See Note 411.1 at My Oracle Support for error and packaging details.
Mon Sep 21 12:37:08 2015
Sweep [inc][403918]: completed
Sweep [inc2][403918]: completed
Mon Sep 21 12:37:08 2015
Dumping diagnostic data

而對於日誌中提到的trace檔案，得到的內容如下：
/U01/app/oracle/diag/rdbms/testob0/testob0/trace/testob0_ora_26766.trc
*** 2015-09-21 12:37:04.930
*** SESSION ID:(1898.8357) 2015-09-21 12:37:04.930
*** CLIENT ID:() 2015-09-21 12:37:04.930
*** SERVICE NAME:(SYS$USERS) 2015-09-21 12:37:04.930
*** MODULE NAME:(JDBC Thin Client) 2015-09-21 12:37:04.930
*** ACTION NAME:() 2015-09-21 12:37:04.930

* kdsgrp1-1: *************************************************
row 0x01c55b6f.1f continuation at
0x01c55b6f.1f file# 7 block# 351087 slot 31 not found
KDSTABN_GET: 0 ..... ntab: 1
curSlot: 31 ..... nrows: 32
kdsgrp - dump CR block dba=0x01c55b6f
Block header dump: 0x01c55b6f
Object id on Block? Y
seg/obj: 0x12739 csc: 0x00.10bfb352 itc: 2 flg: E typ: 1 - DATA
brn: 0 bdba: 0x1c55481 ver: 0x01 opc: 0
inc: 0 exflg: 0

而第一次丟擲ORA-00600的錯誤，可以追溯到2014年了，所以還是一個遺留問題。
這個錯誤代表的含義是對應的索引ROWID,在資料表中找不到記錄，還是有資料不一致的情況。
從trace檔案裡也可以看到，其實是在執行一條sql語句的時候丟擲來的錯誤。
SELECT nvl(count(distinct USER_ID),0) as userCount,nvl(SUM(goods_price),0) as total FROM TEST_ORDER WHERE (IS_SANDBOX = 0 or IS_SANDBOX is null) and (order_status = 2 or order_status = 4) and UPDATE_DATE >=to_date(:1,'yyyy-mm-dd') and UPDATE_DATE <to_date(:2,'yyyy-mm-dd')+1 and (substr(MEDIA_CHANNEL_ID,0,2)='10' or substr(MEDIA_CHANNEL_ID,0,2)='20') AND app_id = :3
至於問題怎麼定位，trace中的內容值得好好琢磨一下。
* kdsgrp1-1: *************************************************
row 0x01c55b6f.1f continuation at
0x01c55b6f.1f file# 7 block# 351087 slot 31 not found
這個就代表錯誤出現在7號資料檔案，351087號資料塊上。
可以透過下面的語句來定位錯誤是否在TEST_ORDER這個表上
SQL> select owner,segment_name,segment_type from dba_extents where file_id=7 and block_id<=351087 and (block_id+blocks)>=351087;
OWNER SEGMENT_NAME SEGMENT_TYPE
-------------------- -------------------- ------------------------------------------------------
TESTOB TEST_ORDER TABLE

對於這個問題，MOS中已經提供了完整的解決方法。
ORA-600 [kdsgrp1] During Table/Index Full Scans (文件 ID 468883.1)
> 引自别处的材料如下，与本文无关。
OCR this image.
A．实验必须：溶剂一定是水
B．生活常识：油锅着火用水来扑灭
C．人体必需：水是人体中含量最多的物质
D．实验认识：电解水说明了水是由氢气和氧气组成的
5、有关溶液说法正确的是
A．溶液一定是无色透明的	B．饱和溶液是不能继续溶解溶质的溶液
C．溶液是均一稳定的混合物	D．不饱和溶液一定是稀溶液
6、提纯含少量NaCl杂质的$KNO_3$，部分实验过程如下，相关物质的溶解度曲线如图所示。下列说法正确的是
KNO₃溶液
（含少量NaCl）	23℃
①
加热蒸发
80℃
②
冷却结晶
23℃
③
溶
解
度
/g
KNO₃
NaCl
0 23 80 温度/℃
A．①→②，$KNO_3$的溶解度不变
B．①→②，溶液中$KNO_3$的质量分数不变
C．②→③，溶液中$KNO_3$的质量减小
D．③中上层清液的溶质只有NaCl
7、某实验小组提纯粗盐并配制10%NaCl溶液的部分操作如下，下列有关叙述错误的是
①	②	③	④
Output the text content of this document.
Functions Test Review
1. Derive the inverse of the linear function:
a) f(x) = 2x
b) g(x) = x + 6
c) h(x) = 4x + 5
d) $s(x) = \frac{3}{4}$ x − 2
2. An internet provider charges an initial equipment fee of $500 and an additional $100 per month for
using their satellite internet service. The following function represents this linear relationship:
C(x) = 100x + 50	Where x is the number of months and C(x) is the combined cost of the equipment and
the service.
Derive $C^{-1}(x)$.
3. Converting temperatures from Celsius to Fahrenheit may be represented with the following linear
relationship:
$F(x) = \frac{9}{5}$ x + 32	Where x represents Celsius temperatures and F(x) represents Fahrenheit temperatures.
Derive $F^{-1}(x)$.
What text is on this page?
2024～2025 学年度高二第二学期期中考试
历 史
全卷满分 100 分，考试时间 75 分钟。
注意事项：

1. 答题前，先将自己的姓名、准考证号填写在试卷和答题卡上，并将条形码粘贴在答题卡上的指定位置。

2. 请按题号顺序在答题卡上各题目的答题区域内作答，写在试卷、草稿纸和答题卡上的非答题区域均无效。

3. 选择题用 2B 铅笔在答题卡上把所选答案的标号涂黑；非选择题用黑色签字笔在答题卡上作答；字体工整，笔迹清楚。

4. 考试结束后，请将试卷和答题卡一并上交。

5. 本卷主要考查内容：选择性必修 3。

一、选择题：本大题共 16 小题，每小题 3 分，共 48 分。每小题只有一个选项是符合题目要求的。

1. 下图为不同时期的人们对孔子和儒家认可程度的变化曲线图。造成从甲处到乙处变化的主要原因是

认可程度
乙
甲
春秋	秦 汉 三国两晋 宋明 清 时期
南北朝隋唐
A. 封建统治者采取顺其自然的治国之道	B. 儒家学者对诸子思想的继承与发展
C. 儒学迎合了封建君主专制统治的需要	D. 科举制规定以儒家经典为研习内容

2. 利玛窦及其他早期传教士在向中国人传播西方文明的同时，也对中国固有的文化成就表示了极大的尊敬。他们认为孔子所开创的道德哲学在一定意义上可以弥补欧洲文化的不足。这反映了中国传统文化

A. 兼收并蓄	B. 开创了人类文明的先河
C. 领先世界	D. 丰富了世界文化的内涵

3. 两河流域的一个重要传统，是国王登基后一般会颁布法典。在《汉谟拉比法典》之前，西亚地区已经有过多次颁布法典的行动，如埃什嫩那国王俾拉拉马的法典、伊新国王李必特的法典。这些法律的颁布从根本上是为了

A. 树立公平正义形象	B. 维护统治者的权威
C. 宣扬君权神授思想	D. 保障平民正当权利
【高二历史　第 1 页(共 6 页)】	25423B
一種是透過dump出來資料，然後設定對應的事件，重建修復
#1 alter system dump datafile 7 block 351087;
另外一種是直接宣告跳過那些壞塊,可以直接使用dbms_repair來修復。
execute dbms_repair.skip_corrupt_blocks('TESTOB','TEST_ORDER');
但是因為問題發生在備庫所以還是無法執行這個包的。
SQL> execute dbms_repair.skip_corrupt_blocks('TESTOB','TEST_ORDER');
BEGIN dbms_repair.skip_corrupt_blocks('TESTOB','TEST_ORDER'); END;
*
ERROR at line 1:
ORA-00604: error occurred at recursive SQL level 1
ORA-16000: database open for read-only access
ORA-00604: error occurred at recursive SQL level 1
ORA-16000: database open for read-only access
ORA-06512: at "SYS.DBMS_REPAIR", line 419
ORA-06512: at line 1
所以還是需要在主庫來執行，儘管主庫中還是沒有這個錯誤的。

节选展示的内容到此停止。